The current trend in COVID-19-related consumer class litigation is a powerful reminder to diligently assess consumer disclosures and business protocols. Membership- and subscription-based businesses should always be mindful of the ARL’s requirements, but especially of the notices they provide to consumers during this time, and should make sure the notices include all necessary information.
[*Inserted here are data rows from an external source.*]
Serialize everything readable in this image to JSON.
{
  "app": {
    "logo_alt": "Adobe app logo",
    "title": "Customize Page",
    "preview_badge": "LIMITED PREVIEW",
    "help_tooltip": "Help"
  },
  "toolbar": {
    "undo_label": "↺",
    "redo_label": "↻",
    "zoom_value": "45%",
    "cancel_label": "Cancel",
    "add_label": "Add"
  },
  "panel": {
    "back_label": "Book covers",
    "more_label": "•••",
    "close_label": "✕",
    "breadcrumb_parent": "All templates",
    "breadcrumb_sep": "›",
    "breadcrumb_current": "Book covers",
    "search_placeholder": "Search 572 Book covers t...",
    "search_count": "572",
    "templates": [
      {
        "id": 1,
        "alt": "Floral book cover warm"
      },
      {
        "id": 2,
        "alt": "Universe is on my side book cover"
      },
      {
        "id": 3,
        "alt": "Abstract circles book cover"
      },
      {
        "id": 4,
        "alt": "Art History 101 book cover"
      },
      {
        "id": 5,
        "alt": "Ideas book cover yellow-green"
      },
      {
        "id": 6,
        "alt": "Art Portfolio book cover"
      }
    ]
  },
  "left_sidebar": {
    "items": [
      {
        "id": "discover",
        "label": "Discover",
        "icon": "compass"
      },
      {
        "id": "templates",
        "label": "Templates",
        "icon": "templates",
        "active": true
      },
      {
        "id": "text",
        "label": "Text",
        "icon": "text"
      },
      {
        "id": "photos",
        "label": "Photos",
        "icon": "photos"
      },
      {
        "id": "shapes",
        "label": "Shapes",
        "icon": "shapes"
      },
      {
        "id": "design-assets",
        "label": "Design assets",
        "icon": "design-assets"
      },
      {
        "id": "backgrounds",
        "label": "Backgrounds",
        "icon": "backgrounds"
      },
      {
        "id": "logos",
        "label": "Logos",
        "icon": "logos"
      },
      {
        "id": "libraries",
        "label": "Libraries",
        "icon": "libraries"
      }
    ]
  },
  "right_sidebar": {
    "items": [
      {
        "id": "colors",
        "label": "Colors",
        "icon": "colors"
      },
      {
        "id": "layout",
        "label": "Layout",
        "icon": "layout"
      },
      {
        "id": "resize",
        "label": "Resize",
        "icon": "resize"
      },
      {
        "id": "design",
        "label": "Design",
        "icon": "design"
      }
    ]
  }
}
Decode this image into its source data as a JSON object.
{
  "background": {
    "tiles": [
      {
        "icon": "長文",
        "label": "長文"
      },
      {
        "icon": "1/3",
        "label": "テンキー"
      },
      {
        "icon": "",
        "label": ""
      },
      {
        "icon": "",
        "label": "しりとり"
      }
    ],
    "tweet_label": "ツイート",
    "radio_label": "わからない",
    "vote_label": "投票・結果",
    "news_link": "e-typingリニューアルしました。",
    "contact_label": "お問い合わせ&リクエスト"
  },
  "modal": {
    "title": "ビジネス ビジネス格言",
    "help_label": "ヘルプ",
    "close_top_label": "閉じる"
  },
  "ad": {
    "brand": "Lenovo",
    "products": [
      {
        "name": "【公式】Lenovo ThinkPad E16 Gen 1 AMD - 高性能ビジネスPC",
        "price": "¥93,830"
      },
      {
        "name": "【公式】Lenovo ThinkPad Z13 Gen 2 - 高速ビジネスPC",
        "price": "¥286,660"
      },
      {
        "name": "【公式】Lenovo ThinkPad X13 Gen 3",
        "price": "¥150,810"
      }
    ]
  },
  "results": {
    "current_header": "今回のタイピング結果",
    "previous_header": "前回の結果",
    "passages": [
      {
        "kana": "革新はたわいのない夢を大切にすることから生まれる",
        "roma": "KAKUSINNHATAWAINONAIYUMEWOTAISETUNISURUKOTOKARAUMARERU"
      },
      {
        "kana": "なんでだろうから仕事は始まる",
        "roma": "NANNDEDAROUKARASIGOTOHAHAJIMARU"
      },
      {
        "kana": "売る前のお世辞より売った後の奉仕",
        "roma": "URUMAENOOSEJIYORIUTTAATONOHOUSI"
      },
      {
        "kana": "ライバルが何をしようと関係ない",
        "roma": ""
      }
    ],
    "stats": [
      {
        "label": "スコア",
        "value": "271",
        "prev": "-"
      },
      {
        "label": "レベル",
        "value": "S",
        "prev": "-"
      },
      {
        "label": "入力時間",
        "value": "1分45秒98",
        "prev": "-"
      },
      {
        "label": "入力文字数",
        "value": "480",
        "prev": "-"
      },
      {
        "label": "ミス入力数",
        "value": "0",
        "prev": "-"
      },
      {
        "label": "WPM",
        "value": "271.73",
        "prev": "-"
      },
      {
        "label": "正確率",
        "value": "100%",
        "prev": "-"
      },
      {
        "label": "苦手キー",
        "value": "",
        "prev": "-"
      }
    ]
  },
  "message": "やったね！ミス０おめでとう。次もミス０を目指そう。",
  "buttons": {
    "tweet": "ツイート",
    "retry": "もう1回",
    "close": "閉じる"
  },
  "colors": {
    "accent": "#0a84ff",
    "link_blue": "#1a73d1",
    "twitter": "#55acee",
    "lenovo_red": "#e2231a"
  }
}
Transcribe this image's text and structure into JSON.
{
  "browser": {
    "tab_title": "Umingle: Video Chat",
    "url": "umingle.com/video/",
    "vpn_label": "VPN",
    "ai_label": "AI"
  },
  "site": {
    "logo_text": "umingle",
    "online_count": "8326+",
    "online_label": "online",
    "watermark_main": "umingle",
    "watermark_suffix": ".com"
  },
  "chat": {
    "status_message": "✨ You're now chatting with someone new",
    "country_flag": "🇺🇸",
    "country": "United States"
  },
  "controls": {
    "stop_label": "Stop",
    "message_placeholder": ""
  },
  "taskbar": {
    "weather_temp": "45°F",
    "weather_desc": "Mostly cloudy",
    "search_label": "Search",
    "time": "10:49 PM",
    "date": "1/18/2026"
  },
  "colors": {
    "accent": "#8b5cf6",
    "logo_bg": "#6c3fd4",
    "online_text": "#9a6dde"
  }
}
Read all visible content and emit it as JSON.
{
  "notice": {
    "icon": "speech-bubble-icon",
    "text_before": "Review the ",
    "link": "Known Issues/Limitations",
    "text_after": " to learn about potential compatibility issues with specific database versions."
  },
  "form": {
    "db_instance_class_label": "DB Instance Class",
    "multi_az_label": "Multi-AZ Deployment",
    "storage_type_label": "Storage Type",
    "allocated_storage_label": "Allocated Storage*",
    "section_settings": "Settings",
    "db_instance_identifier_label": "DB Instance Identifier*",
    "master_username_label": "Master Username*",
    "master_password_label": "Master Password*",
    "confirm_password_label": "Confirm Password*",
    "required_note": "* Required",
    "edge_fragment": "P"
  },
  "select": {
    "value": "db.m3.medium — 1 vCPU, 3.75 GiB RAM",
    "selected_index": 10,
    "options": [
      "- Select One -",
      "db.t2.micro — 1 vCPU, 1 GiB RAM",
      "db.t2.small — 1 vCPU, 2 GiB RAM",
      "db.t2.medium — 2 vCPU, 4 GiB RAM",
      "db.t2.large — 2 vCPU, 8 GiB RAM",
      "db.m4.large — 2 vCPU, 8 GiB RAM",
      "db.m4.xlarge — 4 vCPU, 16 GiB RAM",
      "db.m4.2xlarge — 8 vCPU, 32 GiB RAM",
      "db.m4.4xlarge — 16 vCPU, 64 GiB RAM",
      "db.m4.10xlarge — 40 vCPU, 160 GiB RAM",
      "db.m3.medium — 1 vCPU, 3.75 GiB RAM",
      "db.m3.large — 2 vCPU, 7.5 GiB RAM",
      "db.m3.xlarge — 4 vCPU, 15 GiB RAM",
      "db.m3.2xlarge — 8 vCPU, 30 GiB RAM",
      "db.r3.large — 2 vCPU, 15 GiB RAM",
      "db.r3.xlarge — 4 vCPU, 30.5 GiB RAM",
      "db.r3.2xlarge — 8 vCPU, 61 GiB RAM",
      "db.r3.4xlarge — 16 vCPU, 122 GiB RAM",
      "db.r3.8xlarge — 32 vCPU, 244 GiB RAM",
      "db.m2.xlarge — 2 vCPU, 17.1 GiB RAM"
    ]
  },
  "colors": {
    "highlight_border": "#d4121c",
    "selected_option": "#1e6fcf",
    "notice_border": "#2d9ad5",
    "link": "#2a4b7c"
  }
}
In the action described above, brought against the union, the plaintiff alleges in his complaint that the union “never provided advanced clear and conspicuous notice to plaintiff of this auto-renewal,” and failed to provide any notice or otherwise inform the plaintiff “of its intent to renew the twenty (20) dollar auto withdrawal.”
Businesses should also carefully consider the issues that will likely arise where collections are concerned to avoid claims stemming from unauthorized withdrawal or retention of funds, especially since the ARL and other laws discussed do not state a minimum amount required for injury. Membership- and subscription-based businesses and organizations in particular should seek the advice of competent counsel in revisiting their compliance measures.